Gil ferme les yeux. Longtemps.
Lorsqu’il les rouvre, le feu est mort dans l’âtre et le jour pointe à travers les stores de la chambre. Seren n’a pas bougé d’un millimètre. Le livre non plus.

- Apprends-moi. Apprends-moi à aimer comme tu m’apprends à haïr.
- Excellente idée ! Mais d’abord, tu dois apprendre à partager. Et à affronter ta plus grande peur, Cabochard. Aimer, c’est faire des choix. Des choix qui bouleversent non pas une vie, mais deux. La tienne, et celle de la personne que tu aimes.

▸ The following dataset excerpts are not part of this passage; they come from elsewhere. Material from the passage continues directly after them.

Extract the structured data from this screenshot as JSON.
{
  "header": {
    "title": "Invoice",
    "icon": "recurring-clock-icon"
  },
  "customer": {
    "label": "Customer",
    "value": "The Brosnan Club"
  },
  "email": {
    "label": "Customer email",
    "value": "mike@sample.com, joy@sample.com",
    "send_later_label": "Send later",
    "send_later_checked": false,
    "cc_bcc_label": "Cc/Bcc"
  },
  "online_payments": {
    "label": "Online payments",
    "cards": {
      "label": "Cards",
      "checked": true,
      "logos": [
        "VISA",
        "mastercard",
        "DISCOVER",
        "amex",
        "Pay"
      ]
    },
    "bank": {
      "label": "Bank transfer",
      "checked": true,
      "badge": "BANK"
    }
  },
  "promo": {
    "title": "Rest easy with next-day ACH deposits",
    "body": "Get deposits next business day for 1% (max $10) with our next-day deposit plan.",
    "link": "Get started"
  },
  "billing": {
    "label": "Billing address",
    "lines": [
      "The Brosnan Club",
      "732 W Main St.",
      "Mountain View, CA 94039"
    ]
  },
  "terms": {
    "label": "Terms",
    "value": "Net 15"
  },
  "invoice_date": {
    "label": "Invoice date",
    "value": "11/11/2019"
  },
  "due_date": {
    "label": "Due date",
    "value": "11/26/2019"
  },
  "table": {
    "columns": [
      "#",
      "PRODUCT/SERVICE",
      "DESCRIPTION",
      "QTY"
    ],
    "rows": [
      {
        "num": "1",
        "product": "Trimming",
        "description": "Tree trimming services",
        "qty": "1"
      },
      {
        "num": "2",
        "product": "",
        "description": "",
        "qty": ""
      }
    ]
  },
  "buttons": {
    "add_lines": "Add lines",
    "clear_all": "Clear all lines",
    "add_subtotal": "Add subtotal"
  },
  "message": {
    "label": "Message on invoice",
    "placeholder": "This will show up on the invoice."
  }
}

Des choix qui font parfois très mal, plus mal encore qu’une plaie que l’on cautérise.
- C’est pas si terrible, alors…


Gil sourit à demi.
Seren sourit avec ses yeux.

- Tu n’imagines pas à quel point ça l’est.

~ ~ ~ ~ ~


Gil recula légèrement pour s’emparer à nouveau des lèvres d’Anee, mais avec une douceur et une tendresse confondantes, cette fois. Mais ce baiser-là ne dura qu’une poussière de secondes. C’était un point final à sa colère, à leur querelle, et un point de suspension à leur histoire ; un choix des plus douloureux mais qu’il acceptait enfin.

- Je suis tombé amoureux de tes yeux. De ta force. De ton audace, aussi. Mais je ne suis pas amoureux de toi, Anee.

Il s’écarta légèrement mais ne put se résoudre à la lâcher. Une drôle de lueur scintillait dans les couleurs de ses yeux, petite étoile de malice qui en disait long sur son émotion.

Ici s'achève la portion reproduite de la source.